1 See Russell Shorto, The Island at the Center of the World: The Epic Story of Dutch Manhattan and the Forgotten Colony That Shaped America, Vintage Books (Div of Random House, Inc), NY, 2005.
2 This was the "antinomian controversy", which pitted the Puritan leadership (headed by John Winthrop), who insisted that obedience to moral law was necessary for salvation, against a group led by Anne Hutchinson, who claimed that redemption could be realized through faith alone. She was banished from Massachusetts Bay Colony and went to Rhode Island. Later she moved to New Netherland, where she and most of her family were massacred by Indians.

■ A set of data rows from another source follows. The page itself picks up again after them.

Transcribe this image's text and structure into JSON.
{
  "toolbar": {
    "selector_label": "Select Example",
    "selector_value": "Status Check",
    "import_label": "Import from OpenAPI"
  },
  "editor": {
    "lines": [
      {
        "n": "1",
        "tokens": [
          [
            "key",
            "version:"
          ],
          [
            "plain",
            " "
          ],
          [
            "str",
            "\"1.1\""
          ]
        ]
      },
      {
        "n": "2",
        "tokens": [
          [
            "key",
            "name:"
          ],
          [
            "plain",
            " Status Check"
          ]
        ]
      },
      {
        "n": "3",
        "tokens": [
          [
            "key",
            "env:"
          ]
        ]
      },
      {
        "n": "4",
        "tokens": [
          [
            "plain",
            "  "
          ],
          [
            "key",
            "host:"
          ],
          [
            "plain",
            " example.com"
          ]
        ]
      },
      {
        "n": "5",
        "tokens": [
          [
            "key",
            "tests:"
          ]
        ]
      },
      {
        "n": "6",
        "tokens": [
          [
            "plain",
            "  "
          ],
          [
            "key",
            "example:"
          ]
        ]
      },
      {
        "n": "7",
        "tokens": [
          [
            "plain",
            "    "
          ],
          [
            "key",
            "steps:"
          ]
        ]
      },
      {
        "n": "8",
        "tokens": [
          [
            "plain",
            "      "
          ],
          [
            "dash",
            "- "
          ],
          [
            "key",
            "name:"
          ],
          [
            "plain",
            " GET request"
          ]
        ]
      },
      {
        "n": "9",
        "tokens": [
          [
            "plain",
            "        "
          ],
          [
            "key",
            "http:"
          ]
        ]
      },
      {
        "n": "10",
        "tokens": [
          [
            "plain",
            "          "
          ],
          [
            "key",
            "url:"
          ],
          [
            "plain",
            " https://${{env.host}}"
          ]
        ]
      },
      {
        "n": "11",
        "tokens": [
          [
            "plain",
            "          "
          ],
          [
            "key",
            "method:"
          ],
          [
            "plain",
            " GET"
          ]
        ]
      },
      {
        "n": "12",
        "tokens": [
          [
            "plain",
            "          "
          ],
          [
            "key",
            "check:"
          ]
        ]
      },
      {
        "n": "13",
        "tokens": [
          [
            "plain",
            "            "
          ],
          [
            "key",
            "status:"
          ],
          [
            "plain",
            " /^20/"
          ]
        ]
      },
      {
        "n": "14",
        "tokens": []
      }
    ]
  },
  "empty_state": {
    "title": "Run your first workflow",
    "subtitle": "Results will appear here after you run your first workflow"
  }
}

3 Led by Reverend John Wheelwright, brother-in-law of Anne Hutchinson.
4 The boundary between Staffordshire and Warwickshire passed through the town. I don't know where the Howell estate lay in relation to this line.
5 See Cris Hueneke, "Umstead Family Genealogy" at umstead.org.
6 See James Green, The Rittenhouse Mill and the Beginnings of Papermaking in America, The Library Company of Philadelphia and Friends of Historic RittenhouseTown, 1990.
7 See David A Macdonald and Nancy N McAdams, The Woolverton Family, 1693–1850 and Beyond: Woolverton and Wolverton Descendants of Charles Woolverton, New Jersey Immigrant, Penobscot Press, Rockport, ME, 2001.
8 A type of sailing vessel with a narrow overhanging stern.